Another way I could use this diagram is as a guide to completing an individual story. Characters might have the opportunity to learn things about the situation from each of the 8 perspectives. Once they have 4 adjacent symbols activated, they might have understood enough of the symptoms to reveal elements of the cause underlying them all. If they have addressed all 8 successfully, then it might be far easier to resolve the underlying imbalance in the scenario. None of the symbols involves combat, but that doesn't mean conflict can't exist in the story. There will always be an imbalance that the forces of the setting have drawn the characters to resolve, and there is obviously something preventing the locals from resolving the situation on their own. The imbalance doesn't come from the spirits traditionally revered by the Aboriginal people, but the imbalance may cause them to mutate and take on nightmarish forms that need to be dealt with in some way, but every spirit is different, every situation is different. Similarly, the feedback loop between people and the environment should be apparent in the narrative. The more imbalanced a place is spiritually, the more this will be reflected in the attitudes and emotions of the people, perhaps even manifesting as physical signs (stigmata, mutations, disease, etc.) in the most heinously imbalanced settings.

Places exhibiting the pristine glass and concrete of the pre-apocalypse world...
...look just as unnatural as the horrific boneyards that could have been painted by HR Giger...
...the melting forms reminiscent of Salvador Dali's work...
...or the fractal recursions found in one of the more psychedelic Marvel superhero movies...

...of course most parts of the world where spiritual energies are leaking into the mundane waking world are nowhere near as blatant.
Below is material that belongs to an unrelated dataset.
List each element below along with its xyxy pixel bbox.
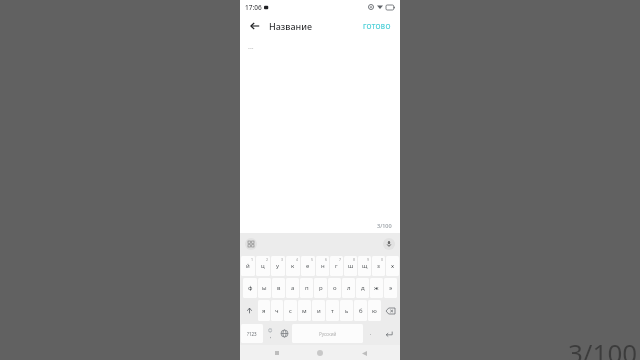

Addressing local issues with generalisations has a tendency to cause more problems than they solve (as has been seen with decades of Government policy in Australia). This isn't intended to be a political game, but I'm not afraid to say that it reflects my political leanings and perspective of the world. I want this to be a game about stories, and about relationships. The relationships will be between people, between people and the land they live on, and between people and the stories that generate meaning in their lives.
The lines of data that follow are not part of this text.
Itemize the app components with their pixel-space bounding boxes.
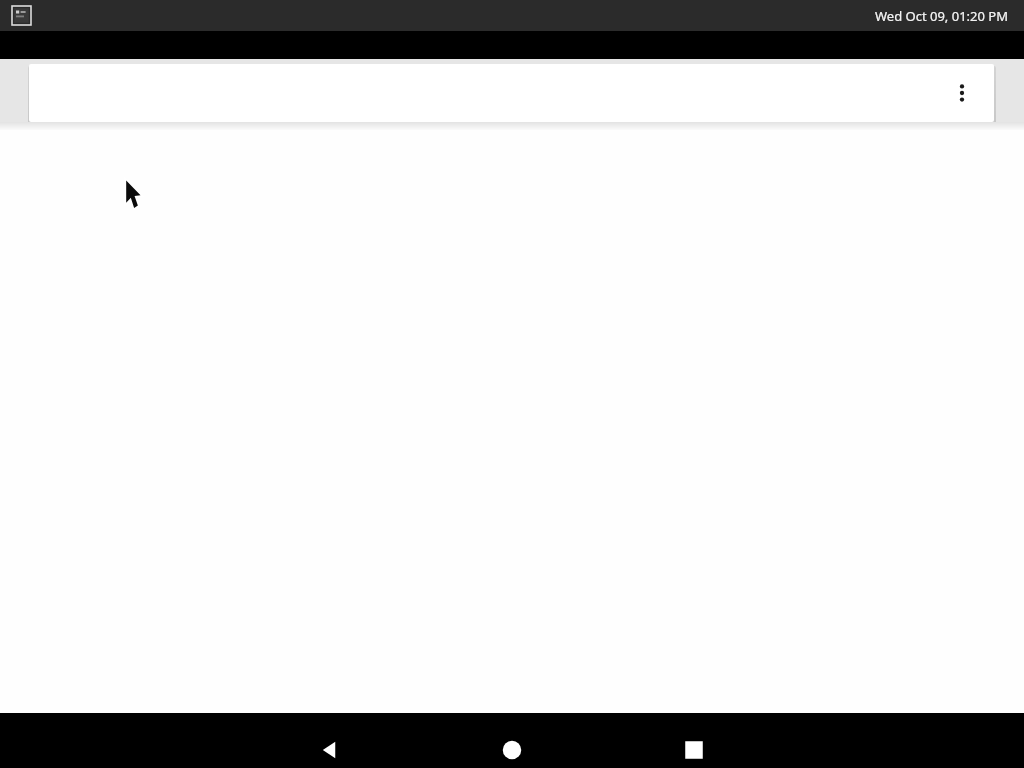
staticText: Wed Oct 09, 01:20 PM [874, 7, 1008, 25]
button[interactable]: Home [488, 726, 536, 768]
button[interactable]: Terminal window [12, 6, 31, 25]
button[interactable]: More options [938, 69, 986, 117]
button[interactable]: Recent apps [670, 726, 718, 768]
button[interactable]: Back [306, 726, 354, 768]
So, no-one has all the answers in this setting, everyone is just making do with what they've got, combining fragments of knowledge into something that will hopefully let them get by. Everyone finds that they need the people around them to survive, and they need to work with the people around them if they want to thrive. Conflict generates imbalance which forms a feedback loop to generate more conflict, but sometimes you need to face the cycle before you can address it. Narratives and stories play out across the world, but there is always something underlying those narratives that needs to be understood and addressed. Things are rarely what they seem to be on first appearances, but it takes an effort, either physical, mental, social, or spiritual, to pierce the surface. The only advantages that Aboriginal people have in this setting is the fact that they've lived an unsettled life for generations longer than the new arrivals to their lands, they might also have a memory of inherited tale fragments that have survived being passed down through generations, but their strongest advantage is the fact that as a people they have always tended to value a community spirit of goodwill over the greed and dominance of individuals.

...but how do I codify that into game rules?